Monday, October 7, 2019

'tis the season, part one: A House of Ghosts, by W.C. Ryan

9781948924719
Arcade Publishing, first North American edition, 2019
384 pp

hardcover

October reading is generally given over to the strange and the supernatural, so when I heard about A House of Ghosts, I picked it up and on the list it went. 

It's winter, 1917, and a group of people are gathering at Blackwater Abbey at the time of the winter solstice.   The house is on the "remote" Blackwater Island off the coast of Devon, and the guests  of the owners, the Highmounts, will be there to try to contact the dead, hopefully their sons who died during the war.    Two mediums will be in attendance, and the house is the perfect location for doing so, since it has a "reputation" for its ghostly inhabitants, "a mixed group, from several different centuries." Kate Cartwright is more than aware of their existence; she not only seems to have clairvoyant abilities, but has also actually seen these ghosts.  Kate had prevously been invited to Blackwater Abbey along with her parents but had declined;  her plans change however when she is given an assignment by the Intelligence Service -- she is to make her way to the island in the company of her ex-fiancé Captain Rolleston Miller-White, who in turn will be attended by his valet, an undercover Intelligence officer by the name of Donovan.  It will be Donovan's job there to investigate the leak of some plans that had ended up in the hands of the Germans and to discover exactly whoever it was that had passed the classified information.  Since the house is located on an island, the only way to and from there is by their hosts' boat,  making it even more of a closed-circle type mystery; a storm soon traps everyone on the island, but who among them is it? 

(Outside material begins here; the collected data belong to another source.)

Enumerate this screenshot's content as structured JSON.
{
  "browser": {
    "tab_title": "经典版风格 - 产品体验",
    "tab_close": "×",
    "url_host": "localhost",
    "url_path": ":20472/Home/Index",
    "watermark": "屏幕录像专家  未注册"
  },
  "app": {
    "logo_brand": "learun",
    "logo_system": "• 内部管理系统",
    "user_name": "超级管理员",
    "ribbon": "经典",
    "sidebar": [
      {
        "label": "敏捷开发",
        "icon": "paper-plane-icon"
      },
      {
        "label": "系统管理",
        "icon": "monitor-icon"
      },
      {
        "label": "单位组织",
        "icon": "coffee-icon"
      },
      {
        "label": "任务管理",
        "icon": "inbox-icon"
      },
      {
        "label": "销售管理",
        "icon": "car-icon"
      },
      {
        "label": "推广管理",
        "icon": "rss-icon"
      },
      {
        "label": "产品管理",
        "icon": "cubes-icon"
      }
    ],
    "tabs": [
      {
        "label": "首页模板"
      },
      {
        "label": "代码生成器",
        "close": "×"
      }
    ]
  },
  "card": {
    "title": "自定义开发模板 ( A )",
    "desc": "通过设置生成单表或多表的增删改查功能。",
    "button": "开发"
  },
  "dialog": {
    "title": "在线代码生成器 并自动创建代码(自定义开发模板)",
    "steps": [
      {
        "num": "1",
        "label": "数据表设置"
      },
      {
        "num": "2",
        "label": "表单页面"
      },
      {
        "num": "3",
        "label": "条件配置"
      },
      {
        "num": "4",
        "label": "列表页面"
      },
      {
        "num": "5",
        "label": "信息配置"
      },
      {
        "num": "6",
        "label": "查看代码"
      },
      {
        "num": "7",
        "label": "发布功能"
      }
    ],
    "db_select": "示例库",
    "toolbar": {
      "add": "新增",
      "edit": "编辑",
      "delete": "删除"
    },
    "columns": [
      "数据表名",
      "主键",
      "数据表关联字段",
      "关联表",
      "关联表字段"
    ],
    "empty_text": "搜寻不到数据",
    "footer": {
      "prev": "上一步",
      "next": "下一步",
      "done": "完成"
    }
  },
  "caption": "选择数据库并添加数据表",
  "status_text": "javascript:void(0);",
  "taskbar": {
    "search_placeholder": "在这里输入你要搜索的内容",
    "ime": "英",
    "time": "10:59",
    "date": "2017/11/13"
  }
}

I ask you, how could anyone  not enjoy a novel with a  remote island setting, a storm that makes it impossible for anyone to leave, an old house where spirits roam freely, a mystery involving spies,  a murder, and best of all the promise of a seance to bring forth even more spirits (I am HUGE fangirl of novels where there is a seance or two)?  These are all elements that tick my mystery/supernatural-reading buttons, but I was left completely unfazed.   By page 85 I was ready to scream because nothing had happened; by page 155 I was rejoicing that something had finally happened; even the dustjacket blurb promise that "soon one of their number will die" doesn't happen until over one hundred pages after that.  Given the fact that blurbers for this book referred to it as a "chilling ghost story," "a multilayered, gothic masterpiece," or "unbearably creepy," I had high hopes, but I was seriously let down.  Even the ending was a big what??  and believe it or not, I had a huge chunk of this thing figured out long before getting there.  And let's not even go there with the ghosts that haunt Blackwater Abbey -- I don't even get why they were included.  Trust me, traditional ghost stories over the ages are part of my reading bread and butter, and  the blurber who said to "think Agatha Christie meets M.R. James"  may get it right on the Christie end, this is definitely NOT  M.R. James.   




That's me again, the red fish swimming the wrong way against the tide, since I seem to be in the minority of people that didn't care for this book.  Most readers are absolutely thrilled by this novel giving it very, very high ratings in the usual places; sadly I'm not one of them.